Some women 35 and over opt to go directly to chorionic villus sampling or genetic amniocentesis without having noninvasive screening first. Except in very rare cases, this will detect any chromosome problem. It has the advantage of certainty, but that comes with the disadvantage of the discomfort of an invasive procedure and a small risk of pregnancy loss. The risk of pregnancy loss may be particularly bothersome in the case of fertility patients who have tried so hard to become pregnant.
Fluorescent in-situ hybridization, or FISH for short, has largely replaced PUBS testing. This is a specific type of lab test that is done on a sample obtained during amniocentesis. This test can give you an answer in twenty-four to forty-eight hours on trisomy 13, 18, or 21.

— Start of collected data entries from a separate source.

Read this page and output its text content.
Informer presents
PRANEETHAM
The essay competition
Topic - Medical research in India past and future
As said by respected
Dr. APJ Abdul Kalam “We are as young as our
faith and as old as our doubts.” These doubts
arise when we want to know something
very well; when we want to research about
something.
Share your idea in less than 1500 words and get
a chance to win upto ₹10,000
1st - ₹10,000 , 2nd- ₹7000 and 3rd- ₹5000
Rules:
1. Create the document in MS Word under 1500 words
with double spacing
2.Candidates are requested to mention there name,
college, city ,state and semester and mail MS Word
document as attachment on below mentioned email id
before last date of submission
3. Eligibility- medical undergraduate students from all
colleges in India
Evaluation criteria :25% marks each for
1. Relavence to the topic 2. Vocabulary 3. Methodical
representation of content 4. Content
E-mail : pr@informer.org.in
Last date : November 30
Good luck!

There is some debate about combining first- and second-trimester testing. Sequential screening employs NTS first. If that is negative, then a second-trimester quad screen is performed. If either the NTS or the quad screen is positive, then invasive testing is offered. Integrated screening, the other option, involves both NTS and quad screening. After the quad screen result is known, both test results are integrated into a final risk. This differs from sequential screening in that the individual NTS and quad screen results are not individually interpreted. Instead, the results are put together after quad results return. The patient is not made aware of results until the integrated risk result is available. There is presently no consensus on which test method is better.